NEWARK -- More than 700 guns — including an AR-15 high-capacity assault weapon similar to the one used in the Newtown, Conn., school shooting — were turned in this weekend in Montclair during a countywide gun buyback program.
The cash-for-guns program was held at five churches in Essex County, including in Montclair and Newark.
In Montclair, 716 weapons were collected at the Union Baptist Church on Midland Avenue, where local and state police officers could be seen on Friday and Saturday.
"We did get some of the weapons we do see common in crimes," said Montclair Police Department Deputy Chief Todd Conforti. "We did get the weapons we were looking for, along with other weapons that people turned in which are safer in our hands."
The four other sites around the county hauled in 1,054 weapons.
The flow of people coming into the Union Baptist Church was steady on both days, said Conforti. He added that there were a number of handguns — including 9mm pistols and .40-caliber handguns — and assault weapons turned in.
Janet Hubert, a resident and mother in Montclair, said she was "very on-board" with the program, and added it should be done once a month.
She also said she felt the program would probably not get the most dangerous weapons off the street.
"It's an opportunity ... to be able to sell it back and not get in trouble," said Hubert. "The sad part about it is, the people that should not have them are not going to sell them.
"It's great to get them out of homes, but the wrong people are participating," she said.
Jessica Henry, an associate professor in Montclair State University's Department of Justice Studies, said the effectiveness of the gun buyback program is self-evident.
"The reality is that this particular buyback got 1,770 guns off the street," said Henry. "Every time we remove a gun from the streets or from someone's home, we are reducing the likelihood that another act of gun violence occurs."
The only limitation to the buyback, added Henry, is that it was restricted to Essex County.
Three of the 716 guns collected were found to be stolen, and will be returned to their owners. The other guns will be melted down and destroyed. In addition to a AR-15 rifle, someone turned in a “pen gun” at the Union Baptist Church.
"Any weapon you get off the street that could fall into the wrong hands is a positive thing," Conforti said. "We got a number of weapons we are going to destroy, and that is a success for me."
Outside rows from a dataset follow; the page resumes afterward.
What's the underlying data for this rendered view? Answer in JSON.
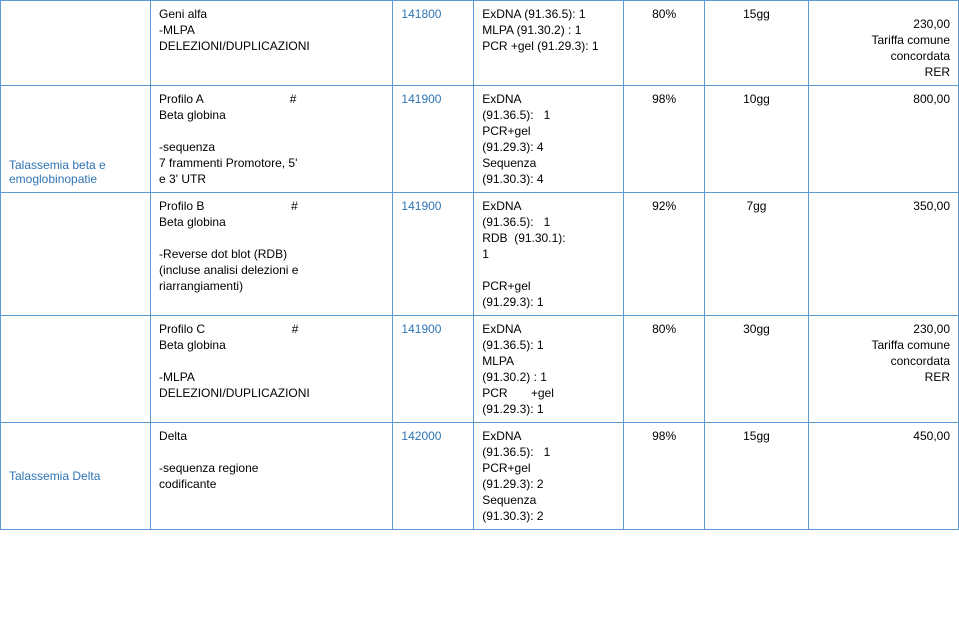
{
  "colors": {
    "border": "#5b9bd5",
    "blue_text": "#2e74b5",
    "black_text": "#000000",
    "background": "#ffffff"
  },
  "rows": [
    {
      "label": "",
      "desc_l1": "Geni alfa",
      "desc_l2": "-MLPA",
      "desc_l3": "DELEZIONI/DUPLICAZIONI",
      "code": "141800",
      "method_l1": "ExDNA (91.36.5): 1",
      "method_l2": "MLPA (91.30.2) : 1",
      "method_l3": "PCR +gel (91.29.3): 1",
      "pct": "80%",
      "days": "15gg",
      "price_l1": "230,00",
      "price_l2": "Tariffa comune",
      "price_l3": "concordata",
      "price_l4": "RER"
    },
    {
      "label": "Talassemia beta e emoglobinopatie",
      "desc_l1": "Profilo A                          #",
      "desc_l2": "Beta globina",
      "desc_l3": " ",
      "desc_l4": "-sequenza",
      "desc_l5": "7 frammenti Promotore, 5'",
      "desc_l6": "e 3' UTR",
      "code": "141900",
      "method_l1": "ExDNA",
      "method_l2": "(91.36.5):   1",
      "method_l3": "PCR+gel",
      "method_l4": "(91.29.3): 4",
      "method_l5": "Sequenza",
      "method_l6": "(91.30.3): 4",
      "pct": "98%",
      "days": "10gg",
      "price_l1": "800,00"
    },
    {
      "label": "",
      "desc_l1": "Profilo B                          #",
      "desc_l2": "Beta globina",
      "desc_l3": " ",
      "desc_l4": " -Reverse dot blot (RDB)",
      "desc_l5": "(incluse analisi delezioni e",
      "desc_l6": "riarrangiamenti)",
      "code": "141900",
      "method_l1": "ExDNA",
      "method_l2": "(91.36.5):   1",
      "method_l3": "RDB  (91.30.1):",
      "method_l4": "1",
      "method_l5": " ",
      "method_l6": "PCR+gel",
      "method_l7": "(91.29.3): 1",
      "pct": "92%",
      "days": "7gg",
      "price_l1": "350,00"
    },
    {
      "label": "",
      "desc_l1": "Profilo C                          #",
      "desc_l2": "Beta globina",
      "desc_l3": " ",
      "desc_l4": "-MLPA",
      "desc_l5": "DELEZIONI/DUPLICAZIONI",
      "code": "141900",
      "method_l1": "ExDNA",
      "method_l2": "(91.36.5): 1",
      "method_l3": "MLPA",
      "method_l4": "(91.30.2) : 1",
      "method_l5": "PCR       +gel",
      "method_l6": "(91.29.3): 1",
      "pct": "80%",
      "days": "30gg",
      "price_l1": "230,00",
      "price_l2": "Tariffa comune",
      "price_l3": "concordata",
      "price_l4": "RER"
    },
    {
      "label": "Talassemia Delta",
      "desc_l1": "Delta",
      "desc_l2": " ",
      "desc_l3": "-sequenza regione",
      "desc_l4": "codificante",
      "code": "142000",
      "method_l1": "ExDNA",
      "method_l2": "(91.36.5):   1",
      "method_l3": "PCR+gel",
      "method_l4": "(91.29.3): 2",
      "method_l5": "Sequenza",
      "method_l6": "(91.30.3): 2",
      "pct": "98%",
      "days": "15gg",
      "price_l1": "450,00"
    }
  ]
}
Resident Pat Kenschaft said the real weapon for curbing gun violence is legislation.
"I strongly want background checks, I want to abolish automatic rifles for ordinary mortals, and I want [to abolish] high-capacity magazines,"Kenschaft said.
Even though Montclair is less than one-fifth as populous as Newark and has a far lower violent-crime rate, the township's gun buyback accounted for nearly half of the overall weapons collected this weekend.
Participants from outside Montclair may have felt safer handing in weapons there, state Attorney General Jeffrey Chiesa said during a press conference in Newark on Tuesday, although he was unsure exactly why the take in Montclair was so high.
“I can’t explain why we got more than 2,000 weapons in Trenton either,” Chiesa said.
“The reality is we’re all in the same community. ... The state approach, the comprehensive approach, is the way to go,” said Newark Mayor Cory Booker.
The buyback program allowed gun owners to turn in up three guns each and to receive as much as $250 per weapon, no questions asked.
The county buyback is the third held in New Jersey in recent months, following buybacks in Camden and Mercer counties. The three buybacks yielded about 5,400 weapons, with the Essex weapons purchased with $242,000 from the state’s crime forfeiture fund.*
This weekend's buyback collected 1,000 more weapons than were recovered in December 2009, the last time a buyback was held here, said Anthony Ambrose, the chief of detectives of the Essex County Prosecutor’s Office, which helped coordinate the effort.
A conference table at Newark’s emergency services operations center was piled high Tuesday with a diverse cache of firearms, including 70 guns that were illegal to own because they had high-capacity magazines, sawed-off barrels or for other reasons. At least six had been stolen, and one had been used in a Newark shooting, said Samuel DeMaio, the director of the Newark Police Department.
Those taking part in the buyback had various motives for giving up their weapons, Chiesa added. Some mentioned the desire to get guns out of their house following the Newtown shootings.
“One of the things we found in Newark was that they just didn’t want a gun in the home anymore” because of Newtown, DeMaio said.
Chiesa said the buyback has gone a long way towards making New Jersey streets safer.
“There’s no other way to get 5,400 guns off the streets that I know of,” Chiesa said.
*Correction - The article origially stated $242,000 was used to purchase all the weapons, This amount was spent just in Essex.